Protect your pennies

It's a Sunday of a three day weekend and I should be procrastinating, but I have so much school shit on my to do list that I decided to use this fine, warm afternoon to do a little grading. I've been working on projectiles with my kids. First time I've actually taught this topic so it's been fun and challenging, both qualities that I enjoy. Over the past 8 days we have done several labs observing projectiles in motion, watched mythbusters, some youtube clips and practiced our new knowledge with a series of stations that assessed both the math skills and the theory behind projectile motion (of course 2-D motion, these are freshman). One of the main skills is knowing that if you ignore air resistance, a projectile launched, and a projectile dropped from the same height will hit the ground at the same time. No shit. Jaime and Adam did the bullet fired vs. bullet dropped mythbusters and it's freaking awesome. So over the 8 days, we've done some cool crap.
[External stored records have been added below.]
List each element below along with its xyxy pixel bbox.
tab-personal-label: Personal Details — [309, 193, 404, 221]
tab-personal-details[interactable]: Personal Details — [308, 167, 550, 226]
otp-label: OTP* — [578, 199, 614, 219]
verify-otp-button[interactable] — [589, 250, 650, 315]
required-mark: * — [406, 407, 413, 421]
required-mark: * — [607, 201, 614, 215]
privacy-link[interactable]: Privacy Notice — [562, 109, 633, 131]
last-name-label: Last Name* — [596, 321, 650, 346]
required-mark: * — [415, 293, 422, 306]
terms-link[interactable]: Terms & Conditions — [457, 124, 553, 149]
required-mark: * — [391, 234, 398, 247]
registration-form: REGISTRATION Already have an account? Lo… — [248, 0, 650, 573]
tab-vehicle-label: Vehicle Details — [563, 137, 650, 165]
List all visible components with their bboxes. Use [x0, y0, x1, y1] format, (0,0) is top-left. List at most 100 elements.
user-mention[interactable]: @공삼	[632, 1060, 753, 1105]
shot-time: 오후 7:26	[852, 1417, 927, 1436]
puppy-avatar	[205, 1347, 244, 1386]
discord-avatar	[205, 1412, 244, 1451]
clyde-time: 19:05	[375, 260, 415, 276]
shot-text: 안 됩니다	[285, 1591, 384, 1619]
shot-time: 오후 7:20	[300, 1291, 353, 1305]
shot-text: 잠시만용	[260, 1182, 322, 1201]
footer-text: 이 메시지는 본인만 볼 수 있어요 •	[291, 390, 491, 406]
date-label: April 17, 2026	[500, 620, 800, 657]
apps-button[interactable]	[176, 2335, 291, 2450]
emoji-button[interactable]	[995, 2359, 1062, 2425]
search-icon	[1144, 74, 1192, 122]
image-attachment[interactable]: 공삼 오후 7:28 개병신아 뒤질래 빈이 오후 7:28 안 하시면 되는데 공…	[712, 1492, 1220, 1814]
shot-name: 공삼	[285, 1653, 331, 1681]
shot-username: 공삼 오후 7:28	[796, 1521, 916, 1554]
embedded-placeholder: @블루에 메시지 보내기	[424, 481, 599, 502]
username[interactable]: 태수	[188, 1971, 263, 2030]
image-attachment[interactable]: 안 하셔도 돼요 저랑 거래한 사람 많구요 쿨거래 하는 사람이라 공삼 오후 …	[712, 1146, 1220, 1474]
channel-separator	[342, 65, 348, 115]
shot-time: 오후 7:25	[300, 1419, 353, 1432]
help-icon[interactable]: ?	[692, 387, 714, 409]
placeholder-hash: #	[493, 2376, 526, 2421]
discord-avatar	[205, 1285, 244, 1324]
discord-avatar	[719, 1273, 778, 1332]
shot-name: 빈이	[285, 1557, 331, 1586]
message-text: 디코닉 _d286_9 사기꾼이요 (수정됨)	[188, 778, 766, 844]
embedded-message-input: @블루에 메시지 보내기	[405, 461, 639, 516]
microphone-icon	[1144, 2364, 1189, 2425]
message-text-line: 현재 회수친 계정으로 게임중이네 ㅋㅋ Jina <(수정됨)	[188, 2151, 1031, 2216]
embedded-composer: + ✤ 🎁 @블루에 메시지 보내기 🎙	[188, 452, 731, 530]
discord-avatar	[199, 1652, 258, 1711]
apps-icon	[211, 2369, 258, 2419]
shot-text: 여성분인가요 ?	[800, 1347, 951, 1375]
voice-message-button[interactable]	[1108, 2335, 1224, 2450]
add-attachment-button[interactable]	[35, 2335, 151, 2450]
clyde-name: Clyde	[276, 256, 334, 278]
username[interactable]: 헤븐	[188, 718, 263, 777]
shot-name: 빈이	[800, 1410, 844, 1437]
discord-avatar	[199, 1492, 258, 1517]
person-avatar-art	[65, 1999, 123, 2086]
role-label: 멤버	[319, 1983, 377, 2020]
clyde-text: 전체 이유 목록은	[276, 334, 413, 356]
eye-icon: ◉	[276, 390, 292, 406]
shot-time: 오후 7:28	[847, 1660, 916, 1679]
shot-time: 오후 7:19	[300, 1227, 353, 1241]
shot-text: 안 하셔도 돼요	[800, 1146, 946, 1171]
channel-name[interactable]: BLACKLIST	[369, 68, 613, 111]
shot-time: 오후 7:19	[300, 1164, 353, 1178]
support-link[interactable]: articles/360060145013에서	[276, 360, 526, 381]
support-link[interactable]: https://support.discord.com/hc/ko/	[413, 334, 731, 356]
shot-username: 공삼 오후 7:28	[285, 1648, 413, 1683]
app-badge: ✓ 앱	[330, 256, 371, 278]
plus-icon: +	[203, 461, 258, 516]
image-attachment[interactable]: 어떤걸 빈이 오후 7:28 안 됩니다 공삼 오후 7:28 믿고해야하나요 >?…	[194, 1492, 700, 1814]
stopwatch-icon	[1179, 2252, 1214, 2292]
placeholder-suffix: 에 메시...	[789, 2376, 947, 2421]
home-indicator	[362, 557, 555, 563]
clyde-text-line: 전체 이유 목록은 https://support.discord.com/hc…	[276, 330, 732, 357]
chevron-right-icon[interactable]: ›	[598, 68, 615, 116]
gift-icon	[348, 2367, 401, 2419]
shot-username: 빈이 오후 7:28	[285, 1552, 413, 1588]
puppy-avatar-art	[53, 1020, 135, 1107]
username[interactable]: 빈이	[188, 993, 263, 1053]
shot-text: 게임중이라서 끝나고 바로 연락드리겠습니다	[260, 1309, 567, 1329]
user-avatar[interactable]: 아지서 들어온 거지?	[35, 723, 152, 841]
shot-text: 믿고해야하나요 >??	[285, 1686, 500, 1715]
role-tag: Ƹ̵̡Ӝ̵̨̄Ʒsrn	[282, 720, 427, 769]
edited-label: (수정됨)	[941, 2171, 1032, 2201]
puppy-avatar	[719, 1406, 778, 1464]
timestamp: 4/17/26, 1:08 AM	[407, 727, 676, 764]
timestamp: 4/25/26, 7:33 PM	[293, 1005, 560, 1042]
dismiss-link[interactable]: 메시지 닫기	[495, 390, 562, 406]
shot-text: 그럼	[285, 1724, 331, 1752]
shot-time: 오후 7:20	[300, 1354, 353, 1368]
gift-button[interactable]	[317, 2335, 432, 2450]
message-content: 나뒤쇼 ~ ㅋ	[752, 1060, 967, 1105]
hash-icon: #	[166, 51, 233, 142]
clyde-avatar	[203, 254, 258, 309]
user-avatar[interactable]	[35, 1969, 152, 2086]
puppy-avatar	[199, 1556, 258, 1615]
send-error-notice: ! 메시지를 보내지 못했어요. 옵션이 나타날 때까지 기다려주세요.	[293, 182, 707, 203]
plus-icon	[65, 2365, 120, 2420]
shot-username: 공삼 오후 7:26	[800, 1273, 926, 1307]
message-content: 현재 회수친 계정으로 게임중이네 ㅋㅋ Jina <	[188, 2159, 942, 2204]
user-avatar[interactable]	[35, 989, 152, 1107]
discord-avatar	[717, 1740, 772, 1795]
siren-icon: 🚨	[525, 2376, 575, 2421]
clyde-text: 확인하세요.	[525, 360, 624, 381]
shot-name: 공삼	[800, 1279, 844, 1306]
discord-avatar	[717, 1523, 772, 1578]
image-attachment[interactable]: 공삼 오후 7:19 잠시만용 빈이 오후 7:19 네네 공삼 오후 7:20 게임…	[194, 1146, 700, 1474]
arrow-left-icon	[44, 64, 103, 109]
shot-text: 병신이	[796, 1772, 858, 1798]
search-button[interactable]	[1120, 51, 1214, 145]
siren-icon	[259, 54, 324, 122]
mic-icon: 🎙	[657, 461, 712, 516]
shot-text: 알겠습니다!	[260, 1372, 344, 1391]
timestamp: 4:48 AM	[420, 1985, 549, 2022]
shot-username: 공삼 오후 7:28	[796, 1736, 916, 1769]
Friday I gave a little quiz to see how the kids were coming along... Sounds like a good teacher idea, until you think about who is going to grade all those little quizzes. I use the grading strategy of grading all 100 page ones, and then move on to page twos and so on... I know what I'm looking for so I am usually a quick grader and can zip past the answers in no time. And believe me, it gets boring. Reading the 100th same response or at least similar response. Yes, we did a penny lab. We launched a penny (horizontally) off a table and dropped a penny simultaneously and low and behold they land at the same time. Most of my kids remembered every detail from this lab. I even used my phone to recored a video from each class and show it as a follow up. Yup, the projectiles fall at the same time. So, of course, this is a concept I want to assess. Having doubts? Watch this.



In an analysis question the kids had to explain how they knew what they knew with an example from class. Here's one of the responses...



I laughed for 3 minutes, hysterically and have continued to smile and giggle now 3 hours later. Phonics at work, I suppose. This is a 9th grader in their second semester of the year. He's probably close to 15 by now. It's funny as shit and sad as shit at the same time. The thing about my job is that if I don't laugh, I'll cry. I'm just glad that phonetically pennies is penis.